Without protection from the sun's rays, just a few minutes of exposure each day over the years can cause noticeable changes to the skin. Freckles, age spots, dilated pores, uneven tone, spider veins on the face, rough and leathery skin, fine wrinkles that disappear when stretched, loose skin, a blotchy complexion, actinic keratoses (thick wart-like, rough, reddish patches of skin), and skin cancer can all be traced to sun exposure.

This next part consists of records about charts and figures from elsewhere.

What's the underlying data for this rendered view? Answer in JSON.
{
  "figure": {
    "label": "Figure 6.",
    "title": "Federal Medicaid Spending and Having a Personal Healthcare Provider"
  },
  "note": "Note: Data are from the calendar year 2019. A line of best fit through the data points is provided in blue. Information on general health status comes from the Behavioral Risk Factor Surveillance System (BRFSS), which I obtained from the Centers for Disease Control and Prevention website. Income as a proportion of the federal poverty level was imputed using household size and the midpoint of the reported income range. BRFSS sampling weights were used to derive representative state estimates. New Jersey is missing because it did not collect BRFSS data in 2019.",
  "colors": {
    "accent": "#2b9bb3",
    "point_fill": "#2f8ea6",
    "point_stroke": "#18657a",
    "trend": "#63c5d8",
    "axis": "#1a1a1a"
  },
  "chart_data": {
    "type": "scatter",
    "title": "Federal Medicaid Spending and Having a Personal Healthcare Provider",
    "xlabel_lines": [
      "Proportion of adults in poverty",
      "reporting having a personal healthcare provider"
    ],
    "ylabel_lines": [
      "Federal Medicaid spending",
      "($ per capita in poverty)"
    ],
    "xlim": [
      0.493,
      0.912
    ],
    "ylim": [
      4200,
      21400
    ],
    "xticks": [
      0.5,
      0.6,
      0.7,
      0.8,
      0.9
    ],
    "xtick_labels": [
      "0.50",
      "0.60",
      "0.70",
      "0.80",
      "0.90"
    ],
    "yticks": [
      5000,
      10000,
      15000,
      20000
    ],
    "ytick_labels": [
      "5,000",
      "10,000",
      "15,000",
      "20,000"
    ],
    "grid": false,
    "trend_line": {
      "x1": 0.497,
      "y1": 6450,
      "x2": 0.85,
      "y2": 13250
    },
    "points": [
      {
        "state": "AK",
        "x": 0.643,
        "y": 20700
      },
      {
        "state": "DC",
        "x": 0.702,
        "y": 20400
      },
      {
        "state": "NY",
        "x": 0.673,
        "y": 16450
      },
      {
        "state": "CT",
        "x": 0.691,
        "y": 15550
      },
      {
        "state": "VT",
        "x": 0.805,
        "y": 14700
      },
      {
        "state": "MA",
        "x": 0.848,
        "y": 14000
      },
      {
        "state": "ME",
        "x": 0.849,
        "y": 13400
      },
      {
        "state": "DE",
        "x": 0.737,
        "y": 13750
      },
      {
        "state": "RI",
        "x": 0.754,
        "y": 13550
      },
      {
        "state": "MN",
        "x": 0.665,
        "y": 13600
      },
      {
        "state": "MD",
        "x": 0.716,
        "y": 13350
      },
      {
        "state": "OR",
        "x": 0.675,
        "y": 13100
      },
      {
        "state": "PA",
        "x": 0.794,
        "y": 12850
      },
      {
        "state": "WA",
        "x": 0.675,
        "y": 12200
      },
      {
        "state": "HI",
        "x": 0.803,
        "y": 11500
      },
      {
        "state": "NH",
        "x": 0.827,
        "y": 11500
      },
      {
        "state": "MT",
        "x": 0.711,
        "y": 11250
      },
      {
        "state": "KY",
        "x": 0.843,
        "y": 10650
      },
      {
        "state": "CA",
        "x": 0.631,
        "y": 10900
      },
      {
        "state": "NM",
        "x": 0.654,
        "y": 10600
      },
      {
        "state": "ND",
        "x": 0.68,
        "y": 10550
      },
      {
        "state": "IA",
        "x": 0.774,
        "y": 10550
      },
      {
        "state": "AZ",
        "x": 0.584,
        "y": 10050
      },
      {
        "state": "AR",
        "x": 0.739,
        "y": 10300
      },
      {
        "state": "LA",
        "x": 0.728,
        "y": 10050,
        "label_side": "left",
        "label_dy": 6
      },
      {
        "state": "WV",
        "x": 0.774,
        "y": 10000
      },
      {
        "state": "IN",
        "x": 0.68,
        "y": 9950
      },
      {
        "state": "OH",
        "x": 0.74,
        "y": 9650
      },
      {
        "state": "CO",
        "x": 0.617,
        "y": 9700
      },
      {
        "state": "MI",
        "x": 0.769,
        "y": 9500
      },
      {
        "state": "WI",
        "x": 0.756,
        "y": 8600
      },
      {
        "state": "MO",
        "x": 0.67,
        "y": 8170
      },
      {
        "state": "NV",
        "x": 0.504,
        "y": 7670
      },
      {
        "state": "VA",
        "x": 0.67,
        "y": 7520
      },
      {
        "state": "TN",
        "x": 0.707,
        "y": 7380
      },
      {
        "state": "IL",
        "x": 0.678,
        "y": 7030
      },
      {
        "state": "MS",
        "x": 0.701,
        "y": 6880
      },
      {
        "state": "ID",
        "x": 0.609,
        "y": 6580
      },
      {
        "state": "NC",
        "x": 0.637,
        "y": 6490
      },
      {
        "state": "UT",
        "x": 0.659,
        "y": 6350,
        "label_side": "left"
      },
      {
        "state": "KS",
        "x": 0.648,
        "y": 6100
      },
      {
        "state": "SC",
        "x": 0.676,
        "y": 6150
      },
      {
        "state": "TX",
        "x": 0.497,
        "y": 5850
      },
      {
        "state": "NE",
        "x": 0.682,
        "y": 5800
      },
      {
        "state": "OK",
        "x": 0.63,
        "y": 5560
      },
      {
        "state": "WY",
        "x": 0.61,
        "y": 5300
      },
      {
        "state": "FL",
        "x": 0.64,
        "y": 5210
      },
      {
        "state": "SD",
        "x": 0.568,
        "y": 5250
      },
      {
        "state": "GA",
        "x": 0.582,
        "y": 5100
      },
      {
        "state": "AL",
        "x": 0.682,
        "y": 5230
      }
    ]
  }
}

The skin ages when the epidermis (outer layer of the skin) begins to thin, causing the junction with the dermis (outer layer) to flatten. Sun-damaged skin has a thicker epidermis, which is "dead" and irregular. There is increased water loss from the skin and a decrease of the sebaceous glands, which provides natural moisture to the skin. More abnormal cells accumulate in aged skin, especially if there is chronic sun damage, which can lead to pre-cancerous and cancerous lesions.

Scientific studies have shown that repeated ultraviolet (UV) exposure breaks down collagen and impairs the synthesis of new collagen. The sun also attacks our elastin. Sun-damaged skin also causes chronic inflammation of the skin and an increase of elastin that clusters into thick bundles called solar elastosis. Collagen decreases as we age and the bundles of collagen, which gives the skin turgor, become looser and lose strength.

People with fair skin who have a history of sun exposure develop more signs of sun damage than those with dark skin. In people of colour, the signs of sun damage are usually limited to fine wrinkles, a mottled complexion and sagging of the mid-face leading to under-eye bags.

The degree of sun damage as classified by Glogau:

1. Mild (age 28-35 years): Few wrinkles, no actinic keratosis (tender red dry spots), requires little or no make-up.

2. Moderate (age 35-50 years): Early wrinkling, sallow complexion with early actinic keratosis( tender red dry spots), requires little make-up.

3. Advanced (age 50-60 years): Persistent wrinkling, discolouration of the skin with telangiectasia and actinic keratosis( tender red dry spots), always wear make-up.

4. Severe (age 65-70 years): Severe wrinkling, photo ageing, gravitational and dynamic forces affecting the skin, actinic keratosis ( tender red dry spots) with or without skin cancer, wears makeup with poor coverage.